The United States is not just a nation with an enormous number of prisons. It is a prison nation. Carceral logics and affects pervade U.S. culture, including in the arguments we make and in the fear and fury we feel. Not all Americans are equally implicated, but none of us is untouched. Just as Clifford Geertz once read from a cockfight a set of collectively shared secrets endemic to and constitutive of Balinese culture, so too in the United States today, careful observers can witness the knot of pathologies rooted in our prisons, pathologies that are also endemic to the politics and culture outside the walls. Mass incarceration contributes to this culture and politics, and it depends on it. A cursory list of our carceral maladies would include racial inequities, brutal class conflict, the violence of rigid gender norms, broken health care, hollow rhetoric of rights, the management of bare life, and much more. For our nation the prison is an apt synecdoche, and there’s no way to disentangle the part from the whole. For readers of Abolition, in asserting the preceding we are surely breaking little new ground.

Where we might stir you to surprise or resistance pertains to the issue of religion. Coastal elites and the media they control generally portray a country governed by fundamentally secular ideals, but the majority of our fellow citizens and non-citizens know better. We say this not to trot out statistics showing how many of us believe in God, or to venerate the vantage point of the marginalized millions who do.
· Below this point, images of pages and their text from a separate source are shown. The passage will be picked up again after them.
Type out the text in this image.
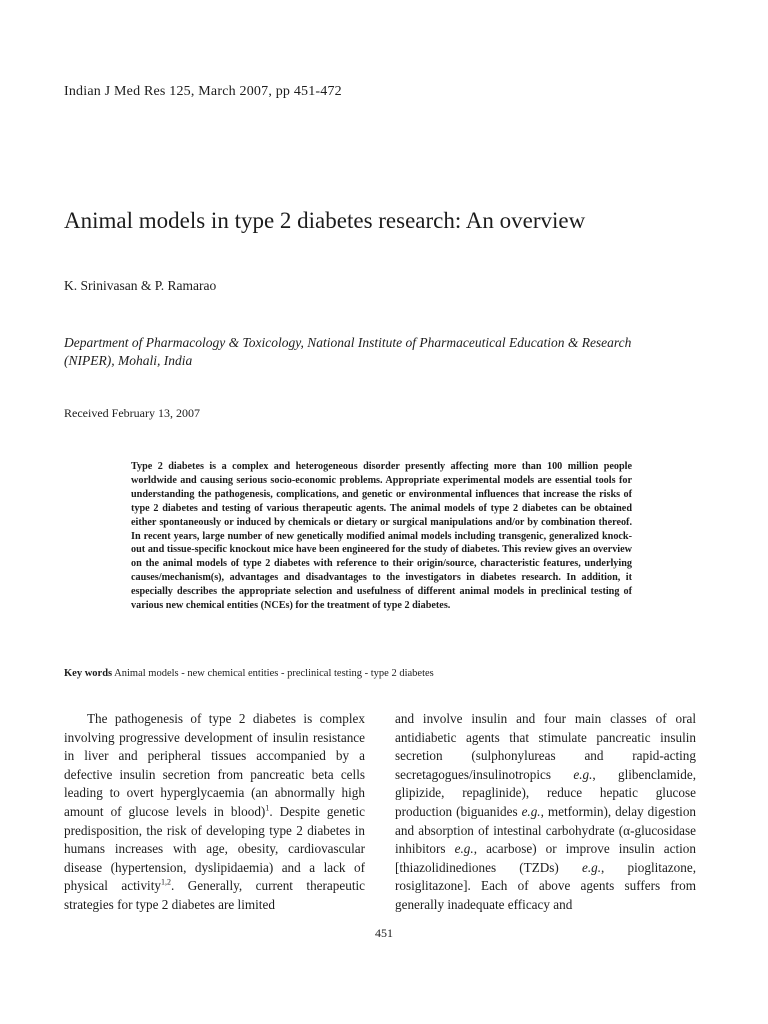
Indian J Med Res 125, March 2007, pp 451-472
Animal models in type 2 diabetes research: An overview
K. Srinivasan & P. Ramarao
Department of Pharmacology & Toxicology, National Institute of Pharmaceutical Education & Research (NIPER), Mohali, India
Received February 13, 2007
Type 2 diabetes is a complex and heterogeneous disorder presently affecting more than 100 million people worldwide and causing serious socio-economic problems. Appropriate experimental models are essential tools for understanding the pathogenesis, complications, and genetic or environmental influences that increase the risks of type 2 diabetes and testing of various therapeutic agents. The animal models of type 2 diabetes can be obtained either spontaneously or induced by chemicals or dietary or surgical manipulations and/or by combination thereof. In recent years, large number of new genetically modified animal models including transgenic, generalized knock-out and tissue-specific knockout mice have been engineered for the study of diabetes. This review gives an overview on the animal models of type 2 diabetes with reference to their origin/source, characteristic features, underlying causes/mechanism(s), advantages and disadvantages to the investigators in diabetes research. In addition, it especially describes the appropriate selection and usefulness of different animal models in preclinical testing of various new chemical entities (NCEs) for the treatment of type 2 diabetes.
Key words Animal models - new chemical entities - preclinical testing - type 2 diabetes

The pathogenesis of type 2 diabetes is complex involving progressive development of insulin resistance in liver and peripheral tissues accompanied by a defective insulin secretion from pancreatic beta cells leading to overt hyperglycaemia (an abnormally high amount of glucose levels in blood)$^1$. Despite genetic predisposition, the risk of developing type 2 diabetes in humans increases with age, obesity, cardiovascular disease (hypertension, dyslipidaemia) and a lack of physical activity$^{1,2}$. Generally, current therapeutic strategies for type 2 diabetes are limited

and involve insulin and four main classes of oral antidiabetic agents that stimulate pancreatic insulin secretion (sulphonylureas and rapid-acting secretagogues/insulinotropics e.g., glibenclamide, glipizide, repaglinide), reduce hepatic glucose production (biguanides e.g., metformin), delay digestion and absorption of intestinal carbohydrate (α-glucosidase inhibitors e.g., acarbose) or improve insulin action [thiazolidinediones (TZDs) e.g., pioglitazone, rosiglitazone]. Each of above agents suffers from generally inadequate efficacy and

451
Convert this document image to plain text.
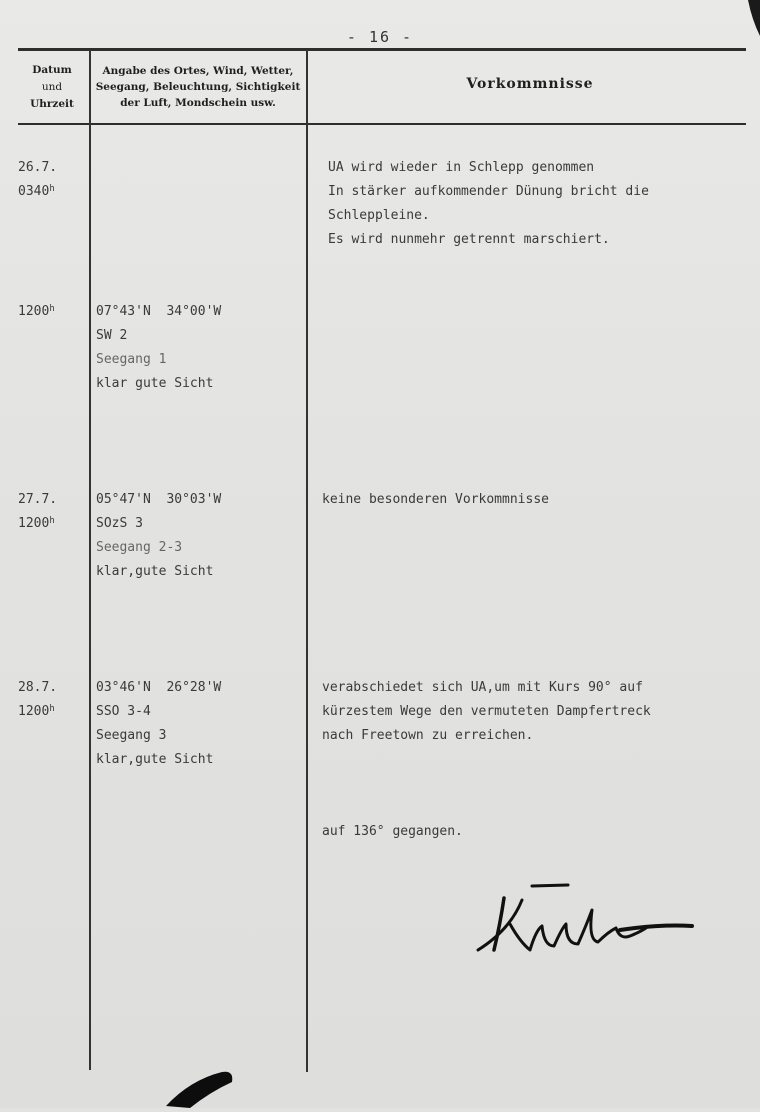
- 16 -
Datum
und
Uhrzeit
Angabe des Ortes, Wind, Wetter, Seegang, Beleuchtung, Sichtigkeit der Luft, Mondschein usw.
Vorkommnisse
26.7.
0340$^h$
UA wird wieder in Schlepp genommen
In stärker aufkommender Dünung bricht die
Schleppleine.
Es wird nunmehr getrennt marschiert.
1200$^h$	07°43'N  34°00'W
SW 2
Seegang 1
klar gute Sicht
27.7.
1200$^h$
05°47'N  30°03'W
SOzS 3
Seegang 2-3
klar,gute Sicht
keine besonderen Vorkommnisse
28.7.
1200$^h$
03°46'N  26°28'W
SSO 3-4
Seegang 3
klar,gute Sicht
verabschiedet sich UA,um mit Kurs 90° auf
kürzestem Wege den vermuteten Dampfertreck
nach Freetown zu erreichen.
auf 136° gegangen.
It is to make a more substantive claim about the ideals and values that motivate Americans to collective action. Namely, even those of us who would never be caught dead in a church are filled by the spirit of religion to roughly the same degree that we are subjects of this great and grotesque nation. American culture is soaked through with religious languages, practices, and themes: redemption, hope, love of neighbor, hate of other neighbor, beloved community, holy crusade. These and other religious tropes are woven into the national cultural fabric, and they furnish the tools by which Americans fashion selves and collectivities. This is true of those who comprise the ruling order, and it is equally if not especially true of those of us who struggle to dismantle that order. Considered in this way, religion then becomes a promise and a problem. In public, private, and in mass mediated spaces, elites frequently repress or carefully manage religion – just as they repress or carefully manage race, gender, sexuality, disability, immigration, and labor, so as to smoothly and seamlessly integrate these sites of potential disruption into the workings of power and flows of capital. To understand the U.S. as a prison nation—and to cure the maladies that afflict us—it is imperative that we understand the U.S. as a religious prison nation, and more specifically, as a Christian prison nation.